We are given a triangle with vertices at $(0, 0)$, $(0, 41)$, and $(41, 0)$. We need to find the number of lattice points in the interior of this triangle. The sides of the triangle are defined by the following lines:

• $x = 0$ (y-axis)
• $y = 0$ (x-axis)
• $x + y = 41$ (line connecting $(0, 41)$ and $(41, 0)$)

Step 2: Define the Inequalities for the Interior of the Triangle

For a point $(x, y)$ to lie in the interior of the triangle, it must satisfy the following strict inequalities:

• $x > 0$ (to the right of the y-axis)
• $y > 0$ (above the x-axis)
• $x + y < 41$ (below the line $x + y = 41$)

Since we are looking for integer coordinates, $x$ and $y$ must be integers.

Step 3: Determine the Range of Possible x Values

Since $x$ must be a positive integer, the smallest possible value for $x$ is $1$. We also have the constraint $x + y < 41$. Since $y > 0$, the smallest possible integer value for $y$ is $1$. Therefore, $x + 1 < 41$, which means $x < 40$. Since x must be an integer, $x \le 39$. Thus, the possible integer values for $x$ are $1, 2, 3, ..., 39$.

Step 4: Determine the Range of Possible y Values for Each x

For each value of $x$, we need to find the possible integer values of $y$ that satisfy the inequalities. We know $y > 0$ and $x + y < 41$, which means $y < 41 - x$. Combining these, we have $0 < y < 41 - x$. Since y must be an integer, we have $1 \le y \le 40 - x$.

Step 5: Count the Number of Possible y Values for Each x

For each integer value of $x$ from $1$ to $39$, the number of possible integer values for $y$ is $(40 - x) - 1 + 1 = 40 - x$.

• If $x = 1$, then $1 \le y \le 39$, so there are $39$ possible values for $y$.
• If $x = 2$, then $1 \le y \le 38$, so there are $38$ possible values for $y$.
• If $x = 3$, then $1 \le y \le 37$, so there are $37$ possible values for $y$.
• ...
• If $x = 39$, then $1 \le y \le 1$, so there is $1$ possible value for $y$.

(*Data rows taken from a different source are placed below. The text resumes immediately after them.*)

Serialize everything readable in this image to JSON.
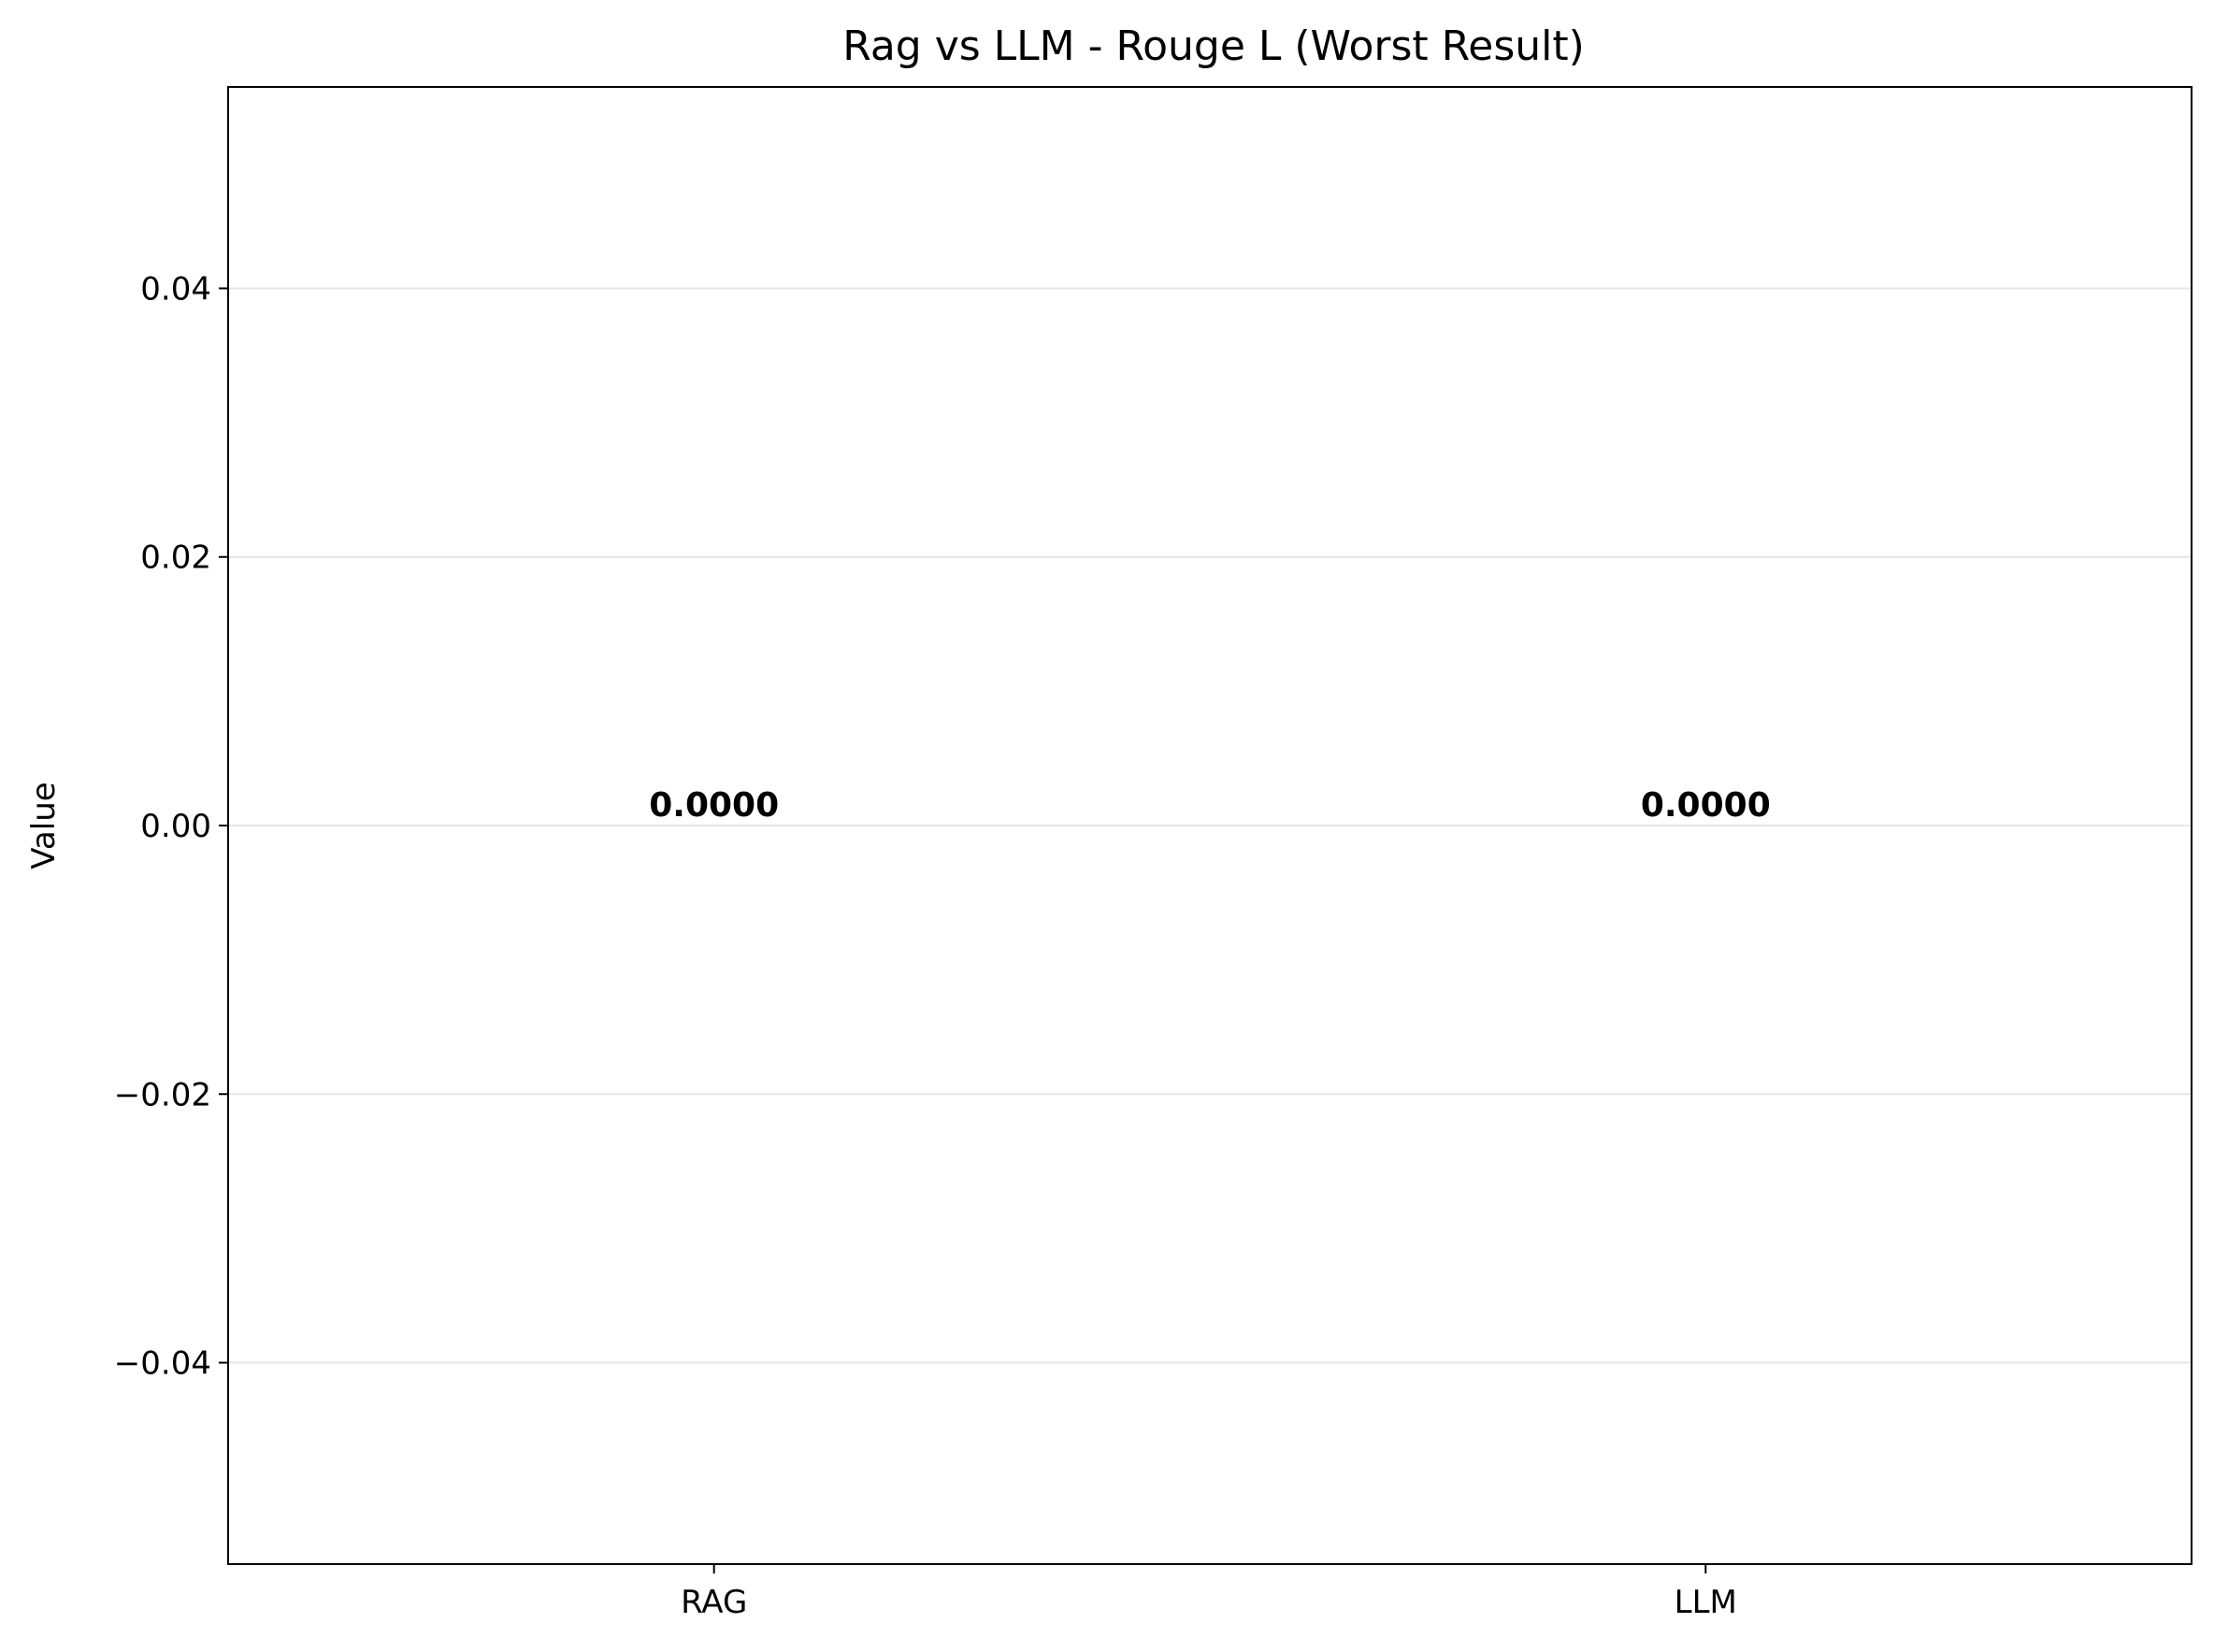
{
  "chart_data": {
    "type": "bar",
    "title": "Rag vs LLM - Rouge L (Worst Result)",
    "xlabel": "",
    "ylabel": "Value",
    "categories": [
      "RAG",
      "LLM"
    ],
    "values": [
      0.0,
      0.0
    ],
    "data_labels": [
      "0.0000",
      "0.0000"
    ],
    "ylim": [
      -0.055,
      0.055
    ],
    "yticks": [
      -0.04,
      -0.02,
      0.0,
      0.02,
      0.04
    ],
    "ytick_labels": [
      "−0.04",
      "−0.02",
      "0.00",
      "0.02",
      "0.04"
    ],
    "grid": "y",
    "grid_color": "#e6e6e6",
    "axis_color": "#000000"
  }
}
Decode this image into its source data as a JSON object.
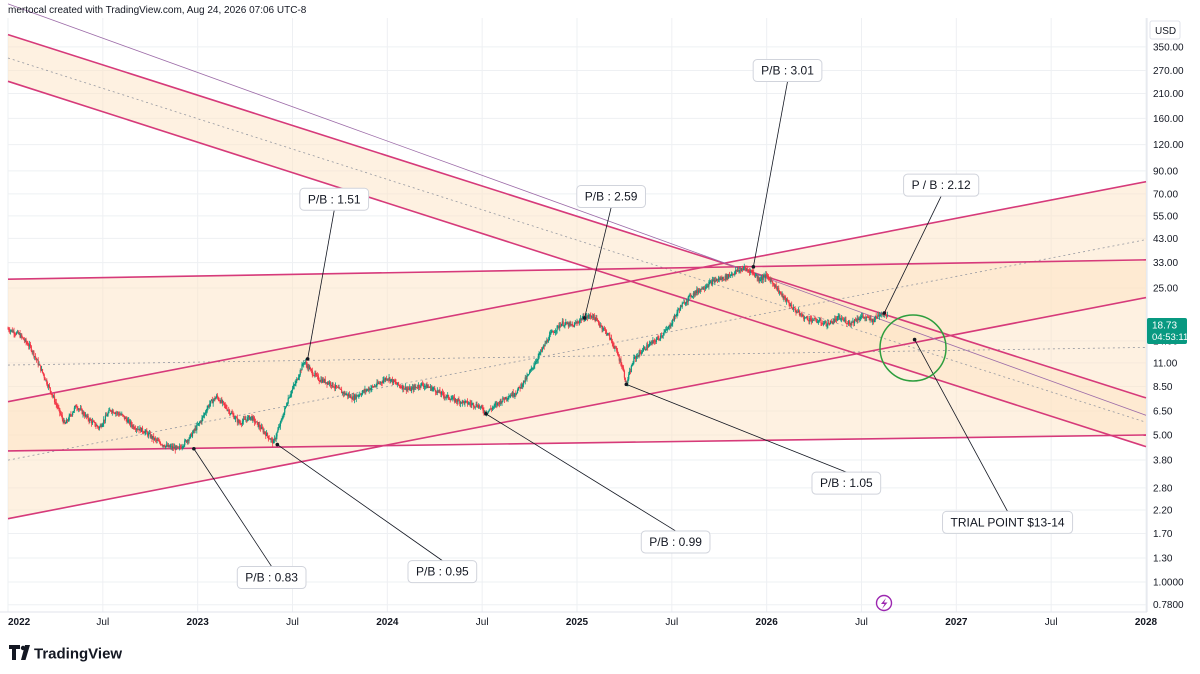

Step 6: Calculate the Total Number of Lattice Points

The total number of lattice points in the interior of the triangle is the sum of the number of possible $y$ values for each $x$:

$\text{Total points} = 39 + 38 + 37 + \dots + 1$

This is the sum of the first 39 natural numbers, which can be calculated using the formula:

$\text{Total points} = \frac{39(39 + 1)}{2} = \frac{39 \times 40}{2} = 39 \times 20 = 780$

Common Mistakes & Tips

• Strict vs. Non-Strict Inequalities: Be careful to use strict inequalities ($<$ or $>$) for "interior" points and non-strict inequalities ($\le$ or $\ge$) for points "on or within" the region.
• Counting Integers in a Range: When counting the number of integers in a range $a \le k \le b$, remember to include both endpoints by using the formula $b - a + 1$.
• Formula Application: Recognize common patterns like the sum of the first $n$ natural numbers to simplify calculations.

Summary

We found the number of lattice points in the interior of the triangle with vertices $(0, 0)$, $(0, 41)$, and $(41, 0)$ by defining the region using inequalities, iterating through possible integer values for $x$, and calculating the range of possible integer values for $y$ for each $x$. Finally, we summed the number of $y$ values for each $x$ to find the total number of lattice points, which is 780.

Final Answer

The final answer is \boxed{780}, which corresponds to option (B).